Combining random cards from two decks and calculating probability

Question

Suppose you have 2 fair decks, let's call them deck A and deck B. Now take two cards from deck A and add them to the deck B, and shuffle; thus you now have a deck with 54 cards. Now draw 2 cards from deck B, what's the probability that you draw an ace?

EDIT: Let's say you draw exactly 1 ace.

This is kind of an arbitrary question I made up, I don't care so much about the specific answer but about the process. I'm really trying to understand conditional probability and I feel like if I can answer a question like this I'll be on my way.

My guess is that first we calculate the odds that one or both of the cards from deck A were aces. Then you would weigh the possibilities of two aces having been transferred, one ace having been transferred, or no aces having been transfered across drawing from deck B?

Can someone point me in the right direction?

Also as a complete aside, how do you calculate the odds of drawing exactly one ace when drawing two cards from a deck of 52? I've answered the question using complelemntary probability of drawing 2 aces, and no aces and then subtracting that from 1 but is there a "direct" way of doing it? i feel that I understand better when it's not through complements

Answer 1

We transferred $0$, $1$, or $2$ Aces.

The probability $p_0$ that we transferred $0$ is $\frac{\binom{4}{0}\binom{48}{2}}{\binom{52}{2}}$.
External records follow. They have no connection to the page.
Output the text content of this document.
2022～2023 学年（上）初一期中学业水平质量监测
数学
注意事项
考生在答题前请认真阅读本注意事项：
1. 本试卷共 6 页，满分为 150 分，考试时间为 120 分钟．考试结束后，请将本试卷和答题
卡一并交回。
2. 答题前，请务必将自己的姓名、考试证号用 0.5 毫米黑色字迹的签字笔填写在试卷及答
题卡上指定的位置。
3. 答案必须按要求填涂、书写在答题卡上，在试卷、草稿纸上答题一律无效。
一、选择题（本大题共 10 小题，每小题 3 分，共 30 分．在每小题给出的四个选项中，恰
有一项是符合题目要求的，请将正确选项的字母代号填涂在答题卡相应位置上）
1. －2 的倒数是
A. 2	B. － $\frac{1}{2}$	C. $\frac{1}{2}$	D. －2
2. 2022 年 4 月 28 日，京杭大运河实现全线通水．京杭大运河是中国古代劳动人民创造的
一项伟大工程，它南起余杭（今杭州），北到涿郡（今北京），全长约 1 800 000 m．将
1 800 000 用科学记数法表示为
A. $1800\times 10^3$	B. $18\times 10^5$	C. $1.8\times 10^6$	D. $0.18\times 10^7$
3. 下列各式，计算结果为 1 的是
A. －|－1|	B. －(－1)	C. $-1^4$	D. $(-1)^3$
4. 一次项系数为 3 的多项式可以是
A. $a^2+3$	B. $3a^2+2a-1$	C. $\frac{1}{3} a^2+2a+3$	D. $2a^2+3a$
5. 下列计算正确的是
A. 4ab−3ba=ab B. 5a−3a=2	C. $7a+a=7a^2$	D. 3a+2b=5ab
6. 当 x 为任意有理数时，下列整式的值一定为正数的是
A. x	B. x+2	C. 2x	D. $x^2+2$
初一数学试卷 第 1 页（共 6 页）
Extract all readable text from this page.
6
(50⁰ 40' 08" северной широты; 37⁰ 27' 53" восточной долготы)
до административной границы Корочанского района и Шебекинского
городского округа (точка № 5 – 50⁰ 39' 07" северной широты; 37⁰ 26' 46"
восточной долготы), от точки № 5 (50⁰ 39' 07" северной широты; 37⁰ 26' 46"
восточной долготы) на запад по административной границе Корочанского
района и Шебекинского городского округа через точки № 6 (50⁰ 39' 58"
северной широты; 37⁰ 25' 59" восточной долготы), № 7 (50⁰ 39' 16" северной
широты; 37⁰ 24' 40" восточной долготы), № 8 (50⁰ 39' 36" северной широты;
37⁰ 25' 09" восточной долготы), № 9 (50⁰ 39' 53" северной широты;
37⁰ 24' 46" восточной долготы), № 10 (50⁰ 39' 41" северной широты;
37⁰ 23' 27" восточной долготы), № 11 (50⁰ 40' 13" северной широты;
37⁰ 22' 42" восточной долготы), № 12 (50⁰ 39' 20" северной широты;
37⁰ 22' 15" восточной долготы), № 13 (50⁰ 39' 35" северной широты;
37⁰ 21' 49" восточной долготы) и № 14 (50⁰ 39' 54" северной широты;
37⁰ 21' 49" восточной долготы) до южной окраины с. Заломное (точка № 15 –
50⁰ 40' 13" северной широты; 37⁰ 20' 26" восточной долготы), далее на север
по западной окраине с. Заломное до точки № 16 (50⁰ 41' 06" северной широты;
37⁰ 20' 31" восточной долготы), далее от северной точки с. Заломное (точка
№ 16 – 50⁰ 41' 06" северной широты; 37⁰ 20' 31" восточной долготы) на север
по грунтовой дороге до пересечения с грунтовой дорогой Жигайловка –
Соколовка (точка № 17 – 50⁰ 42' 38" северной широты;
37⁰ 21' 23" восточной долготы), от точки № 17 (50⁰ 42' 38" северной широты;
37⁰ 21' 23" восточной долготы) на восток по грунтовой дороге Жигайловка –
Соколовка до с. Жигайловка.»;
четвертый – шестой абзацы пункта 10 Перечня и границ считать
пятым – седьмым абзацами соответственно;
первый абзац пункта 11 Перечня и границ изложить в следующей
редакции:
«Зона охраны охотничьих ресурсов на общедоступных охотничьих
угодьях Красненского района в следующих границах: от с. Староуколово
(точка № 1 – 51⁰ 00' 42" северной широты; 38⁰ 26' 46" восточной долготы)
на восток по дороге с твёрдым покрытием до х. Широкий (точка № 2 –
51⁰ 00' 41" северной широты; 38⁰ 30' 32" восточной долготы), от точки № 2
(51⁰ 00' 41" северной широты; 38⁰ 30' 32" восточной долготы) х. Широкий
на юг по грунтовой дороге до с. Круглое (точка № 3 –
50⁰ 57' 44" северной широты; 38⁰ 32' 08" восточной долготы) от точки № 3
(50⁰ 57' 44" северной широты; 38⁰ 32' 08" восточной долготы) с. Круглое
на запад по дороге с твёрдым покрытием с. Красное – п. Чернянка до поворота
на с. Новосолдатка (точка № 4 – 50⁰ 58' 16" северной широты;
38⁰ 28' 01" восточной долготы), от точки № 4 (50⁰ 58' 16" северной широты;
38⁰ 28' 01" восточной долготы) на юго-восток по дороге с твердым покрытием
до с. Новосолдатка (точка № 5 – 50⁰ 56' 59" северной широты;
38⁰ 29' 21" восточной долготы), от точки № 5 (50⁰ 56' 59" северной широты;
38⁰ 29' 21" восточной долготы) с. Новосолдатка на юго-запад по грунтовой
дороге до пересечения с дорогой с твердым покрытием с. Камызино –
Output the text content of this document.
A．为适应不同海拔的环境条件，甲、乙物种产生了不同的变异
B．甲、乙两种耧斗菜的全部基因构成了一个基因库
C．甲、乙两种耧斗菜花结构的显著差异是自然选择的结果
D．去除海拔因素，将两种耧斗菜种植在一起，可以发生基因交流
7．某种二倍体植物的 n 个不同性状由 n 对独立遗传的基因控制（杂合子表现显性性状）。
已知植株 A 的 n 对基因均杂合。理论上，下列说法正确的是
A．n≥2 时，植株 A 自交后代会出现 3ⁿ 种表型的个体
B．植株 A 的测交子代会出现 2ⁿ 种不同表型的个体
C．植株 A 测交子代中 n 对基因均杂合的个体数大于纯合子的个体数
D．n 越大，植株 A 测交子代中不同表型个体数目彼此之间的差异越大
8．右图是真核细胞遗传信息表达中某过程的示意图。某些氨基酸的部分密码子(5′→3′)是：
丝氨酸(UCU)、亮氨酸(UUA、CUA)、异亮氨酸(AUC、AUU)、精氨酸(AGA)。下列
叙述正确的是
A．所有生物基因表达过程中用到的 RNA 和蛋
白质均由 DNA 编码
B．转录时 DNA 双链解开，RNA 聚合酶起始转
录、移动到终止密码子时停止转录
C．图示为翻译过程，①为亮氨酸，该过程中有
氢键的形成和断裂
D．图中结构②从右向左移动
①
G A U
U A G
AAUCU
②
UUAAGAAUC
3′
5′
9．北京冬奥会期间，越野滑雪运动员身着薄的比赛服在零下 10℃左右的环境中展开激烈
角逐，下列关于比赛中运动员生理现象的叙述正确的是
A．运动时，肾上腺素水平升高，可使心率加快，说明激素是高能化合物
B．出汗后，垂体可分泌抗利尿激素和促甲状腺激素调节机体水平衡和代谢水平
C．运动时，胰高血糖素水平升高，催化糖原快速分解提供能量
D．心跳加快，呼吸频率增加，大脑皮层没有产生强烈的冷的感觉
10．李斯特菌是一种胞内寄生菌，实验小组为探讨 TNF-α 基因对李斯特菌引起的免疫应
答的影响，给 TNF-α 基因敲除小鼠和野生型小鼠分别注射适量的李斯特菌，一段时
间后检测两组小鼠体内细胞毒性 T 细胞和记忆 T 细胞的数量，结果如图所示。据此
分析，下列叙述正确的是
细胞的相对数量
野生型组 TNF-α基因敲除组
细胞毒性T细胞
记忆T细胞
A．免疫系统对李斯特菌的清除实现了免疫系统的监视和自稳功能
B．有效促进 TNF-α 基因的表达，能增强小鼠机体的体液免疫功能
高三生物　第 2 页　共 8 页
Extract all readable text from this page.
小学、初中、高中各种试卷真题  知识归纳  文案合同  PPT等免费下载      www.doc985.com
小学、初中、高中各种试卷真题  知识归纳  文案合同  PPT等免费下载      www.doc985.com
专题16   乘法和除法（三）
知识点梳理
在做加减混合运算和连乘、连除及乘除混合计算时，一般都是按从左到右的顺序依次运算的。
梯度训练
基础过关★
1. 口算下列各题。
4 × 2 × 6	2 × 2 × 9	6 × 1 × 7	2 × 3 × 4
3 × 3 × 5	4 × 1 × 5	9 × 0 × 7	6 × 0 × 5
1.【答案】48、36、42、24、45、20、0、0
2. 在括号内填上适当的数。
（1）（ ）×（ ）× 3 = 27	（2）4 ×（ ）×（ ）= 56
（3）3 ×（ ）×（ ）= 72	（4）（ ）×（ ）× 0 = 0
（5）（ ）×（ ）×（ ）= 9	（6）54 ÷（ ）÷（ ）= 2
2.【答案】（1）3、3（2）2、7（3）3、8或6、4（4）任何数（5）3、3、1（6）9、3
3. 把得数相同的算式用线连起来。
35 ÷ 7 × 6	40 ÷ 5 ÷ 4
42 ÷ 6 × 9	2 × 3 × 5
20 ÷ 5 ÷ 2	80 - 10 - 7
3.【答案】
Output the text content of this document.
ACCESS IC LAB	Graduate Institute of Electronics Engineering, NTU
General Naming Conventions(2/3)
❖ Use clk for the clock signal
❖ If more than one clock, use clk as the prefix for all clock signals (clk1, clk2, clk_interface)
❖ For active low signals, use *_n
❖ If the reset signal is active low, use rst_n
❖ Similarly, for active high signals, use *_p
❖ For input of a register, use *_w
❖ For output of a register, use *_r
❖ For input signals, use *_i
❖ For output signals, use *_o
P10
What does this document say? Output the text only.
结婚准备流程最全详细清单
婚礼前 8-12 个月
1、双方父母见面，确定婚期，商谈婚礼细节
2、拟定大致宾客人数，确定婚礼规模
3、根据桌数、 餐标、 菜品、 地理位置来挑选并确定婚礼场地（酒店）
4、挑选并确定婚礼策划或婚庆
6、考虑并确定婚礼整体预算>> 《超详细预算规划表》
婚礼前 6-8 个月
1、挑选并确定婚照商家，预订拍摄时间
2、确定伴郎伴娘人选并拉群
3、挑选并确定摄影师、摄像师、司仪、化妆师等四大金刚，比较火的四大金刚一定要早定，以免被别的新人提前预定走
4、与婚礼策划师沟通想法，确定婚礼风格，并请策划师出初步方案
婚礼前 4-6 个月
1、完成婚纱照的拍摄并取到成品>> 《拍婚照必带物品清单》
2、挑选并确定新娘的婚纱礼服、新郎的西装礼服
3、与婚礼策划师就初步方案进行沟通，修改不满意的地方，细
The probability $p_1$ that we transferred $1$ is $\frac{\binom{4}{1}\binom{48}{1}}{\binom{52}{2}}$.

The probability $p_2$ that we transferred $2$ is $\frac{\binom{4}{2}\binom{48}{0}}{\binom{52}{2}}$.

Given that we transferred $0$, the probability $a$ we draw exactly one Ace from the modified Deck B is given by $a=\frac{\binom{4}{1}\binom{50}{1}}{\binom{54}{2}}$.

Given that we transferred $1$, the probability $b$ we draw exactly one Ace from the modified Deck B is given by $b=\frac{\binom{5}{1}\binom{49}{1}}{\binom{54}{2}}$.

Given that we transferred $2$, the probability $c$ we draw exactly one Ace from the modified Deck B is given by $c=\frac{\binom{6}{1}\binom{48}{1}}{\binom{54}{2}}$.

Our required probability is $p_0 a+p_1b+p_2c$.

Answer 2

Compute as follows, letting $Y$ be number of aces drawn from deck B, and letting $X$ be the number of aces drawn from deck A: \begin{align} P[Y = 1] &= \sum_{i=0}^2P[Y=1 \mid X = i]P[X=i] \\ &= \sum_{i=0}^2 \frac{\binom{4+i}{1}\binom{50-i}{1}}{\binom{54}{2}} \frac{\binom{4}{i}\binom{48}{2-i}}{\binom{52}{2}} . \end{align} You can compute $P[Y=2]$ in a similar fashion.